Sondage: le bonheur à l'école, ça dépend...

Quand les élèves du secondaire sont démotivés, des si­gnes se manifestent. En voici qui laissent penser que les jeunes ne sont peut-être pas aussi heureux à l'école qu'ils le prétendent. Mais rassurez-vous, la bouffe et l'uniforme ne semblent pas responsables.
Alcool et drogues
Un élève du secondaire sur 13 (7,5 %) admet avoir déjà consommé de la drogue ou de l'alcool à l'école, qu'il s'agisse de mettre du fort dans sa bouteille de jus, de fumer un joint à la pause ou d'avaler un speed pour rester éveillé dans les cours.
Les jeunes qui forment le un treizième ne semblent pas con­sommer souvent. Les deux tiers disent avoir bu ou s'être drogués entre une et cinq fois au cours de la dernière année. Mais la moyenne se situe à environ sept fois par année.
«Il y en a plusieurs pour qui c'est juste une expérience, pour essayer», soutient Odélie Fortin-Toutant, élève de quatrième secondaire à la polyvalente de Charlesbourg.
Raynald Harvey, président d'Uni­marketing, pense que les résultats du sondage ne traduisent pas parfaitement la réalité. Selon lui, la proportion réelle des consommateurs pourrait être plus élevée. «On ne s'attendait pas à ce que les jeunes se mettent à table sur la consommation de drogue et d'alcool», dit-il.
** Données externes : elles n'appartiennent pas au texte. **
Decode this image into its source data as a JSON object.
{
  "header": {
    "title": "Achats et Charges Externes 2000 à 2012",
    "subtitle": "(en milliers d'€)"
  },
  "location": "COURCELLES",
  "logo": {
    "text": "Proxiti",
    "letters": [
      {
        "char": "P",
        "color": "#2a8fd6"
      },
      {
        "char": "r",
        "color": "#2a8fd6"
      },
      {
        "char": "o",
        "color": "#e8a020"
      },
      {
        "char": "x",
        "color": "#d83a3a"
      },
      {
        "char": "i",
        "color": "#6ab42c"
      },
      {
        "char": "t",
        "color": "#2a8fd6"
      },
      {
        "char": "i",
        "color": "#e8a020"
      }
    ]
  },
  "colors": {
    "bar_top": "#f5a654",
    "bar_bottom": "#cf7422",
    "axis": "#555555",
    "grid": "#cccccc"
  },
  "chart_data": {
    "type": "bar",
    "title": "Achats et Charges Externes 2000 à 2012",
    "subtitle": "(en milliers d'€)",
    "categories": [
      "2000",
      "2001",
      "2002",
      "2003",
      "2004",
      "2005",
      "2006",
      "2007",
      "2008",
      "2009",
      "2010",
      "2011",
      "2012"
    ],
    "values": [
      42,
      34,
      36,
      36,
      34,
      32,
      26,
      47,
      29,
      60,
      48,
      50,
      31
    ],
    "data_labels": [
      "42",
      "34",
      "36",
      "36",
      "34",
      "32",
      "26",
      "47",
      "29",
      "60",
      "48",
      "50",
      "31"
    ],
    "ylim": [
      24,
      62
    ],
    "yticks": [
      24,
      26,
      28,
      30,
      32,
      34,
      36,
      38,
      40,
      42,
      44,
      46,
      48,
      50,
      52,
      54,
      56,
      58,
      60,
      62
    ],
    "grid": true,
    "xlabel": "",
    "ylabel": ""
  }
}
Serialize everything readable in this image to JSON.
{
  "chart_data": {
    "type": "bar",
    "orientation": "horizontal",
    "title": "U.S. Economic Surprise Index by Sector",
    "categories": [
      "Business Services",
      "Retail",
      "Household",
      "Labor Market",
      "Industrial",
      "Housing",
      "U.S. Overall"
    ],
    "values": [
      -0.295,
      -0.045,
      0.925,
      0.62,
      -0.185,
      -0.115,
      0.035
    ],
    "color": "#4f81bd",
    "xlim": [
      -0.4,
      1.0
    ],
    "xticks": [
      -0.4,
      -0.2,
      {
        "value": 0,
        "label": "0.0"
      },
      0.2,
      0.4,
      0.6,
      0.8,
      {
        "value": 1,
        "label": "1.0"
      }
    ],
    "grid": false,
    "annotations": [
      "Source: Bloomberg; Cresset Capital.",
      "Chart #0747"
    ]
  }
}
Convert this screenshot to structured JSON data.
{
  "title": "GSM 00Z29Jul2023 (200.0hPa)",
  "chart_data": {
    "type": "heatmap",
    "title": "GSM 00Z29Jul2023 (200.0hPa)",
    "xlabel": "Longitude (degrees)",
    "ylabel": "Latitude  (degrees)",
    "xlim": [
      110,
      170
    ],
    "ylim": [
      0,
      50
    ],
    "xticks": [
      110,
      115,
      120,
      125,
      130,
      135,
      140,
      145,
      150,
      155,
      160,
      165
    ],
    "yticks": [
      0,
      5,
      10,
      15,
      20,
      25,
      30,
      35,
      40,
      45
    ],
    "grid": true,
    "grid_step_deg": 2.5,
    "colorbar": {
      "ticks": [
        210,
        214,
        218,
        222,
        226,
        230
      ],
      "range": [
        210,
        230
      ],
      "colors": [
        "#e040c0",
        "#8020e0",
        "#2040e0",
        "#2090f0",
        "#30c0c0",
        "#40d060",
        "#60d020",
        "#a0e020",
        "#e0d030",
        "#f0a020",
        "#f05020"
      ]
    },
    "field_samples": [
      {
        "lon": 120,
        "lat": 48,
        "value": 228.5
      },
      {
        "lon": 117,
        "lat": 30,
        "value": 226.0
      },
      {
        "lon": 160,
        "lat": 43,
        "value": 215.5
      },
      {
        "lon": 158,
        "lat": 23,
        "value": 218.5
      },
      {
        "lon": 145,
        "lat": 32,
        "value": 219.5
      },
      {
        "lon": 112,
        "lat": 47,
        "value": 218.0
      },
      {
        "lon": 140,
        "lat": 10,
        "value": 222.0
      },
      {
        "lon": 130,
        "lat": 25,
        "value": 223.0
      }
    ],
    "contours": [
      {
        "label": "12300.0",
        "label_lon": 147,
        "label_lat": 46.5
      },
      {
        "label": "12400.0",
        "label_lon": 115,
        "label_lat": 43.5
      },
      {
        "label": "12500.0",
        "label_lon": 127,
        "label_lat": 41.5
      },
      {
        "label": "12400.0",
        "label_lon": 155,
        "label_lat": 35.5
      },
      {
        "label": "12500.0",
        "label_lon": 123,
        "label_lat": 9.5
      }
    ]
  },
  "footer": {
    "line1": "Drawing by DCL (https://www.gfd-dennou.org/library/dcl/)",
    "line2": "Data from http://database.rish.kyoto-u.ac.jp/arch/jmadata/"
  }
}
Sans surprise, les consommateurs d'alcool et de drogue à l'école ont tendance à consacrer moins de temps à leurs devoirs, à manquer plus de cours et à songer davantage à décrocher.
Séchage de cours
Un peu plus du quart des élèves du secondaire (27 %) sèchent des cours. Une proportion qui grimpe à 32 % chez les jeunes qui fréquentent l'é­cole publique, à 37 % chez les 15 à 17 ans et à 36 % chez ceux qui n'aiment pas les cours ou leurs professeurs.
Plus de la moitié des jeunes (58 %) qui sèchent leurs cours affirment l'avoir fait entre une et cinq fois dans la dernière année. La moyenne, toutefois, se situe environ à 12 fois, signalant que plusieurs «foxent» les cours régulièrement.
Selon les professeurs interrogés par Le Soleil, il s'agit de cas isolés. Un peu comme pour la consommation de drogue et d'alcool.
«Quand tu manques un cours, il y a toujours des conséquences, c'est se mettre dans le trouble pour rien», dit Anne-Marie Couture, élève de cinquième secondaire.
Décrochage
Près d'un élève sur 10 (9,7 %) a songé à quitter l'école avant la fin de son secondaire. La proportion des décrocheurs potentiels est plus élevée à l'école publique, chez les 15 à 17 ans et chez ceux qui n'aiment pas les cours ou les professeurs.
Mais dans l'ensemble, elle semble basse par rapport au taux de décrochage officiel au Québec, qui est de 24,9 %. À croire que plusieurs autres élèves finiront par y penser.
«Il y en a beaucoup qui prennent un break de l'école, mais qui comptent bien y retourner plus tard, souligne Claude Guay, conseiller en orientation à l'école secondaire Cardinal-Roy. Pour eux, ils n'ont pas vraiment lâché l'école.»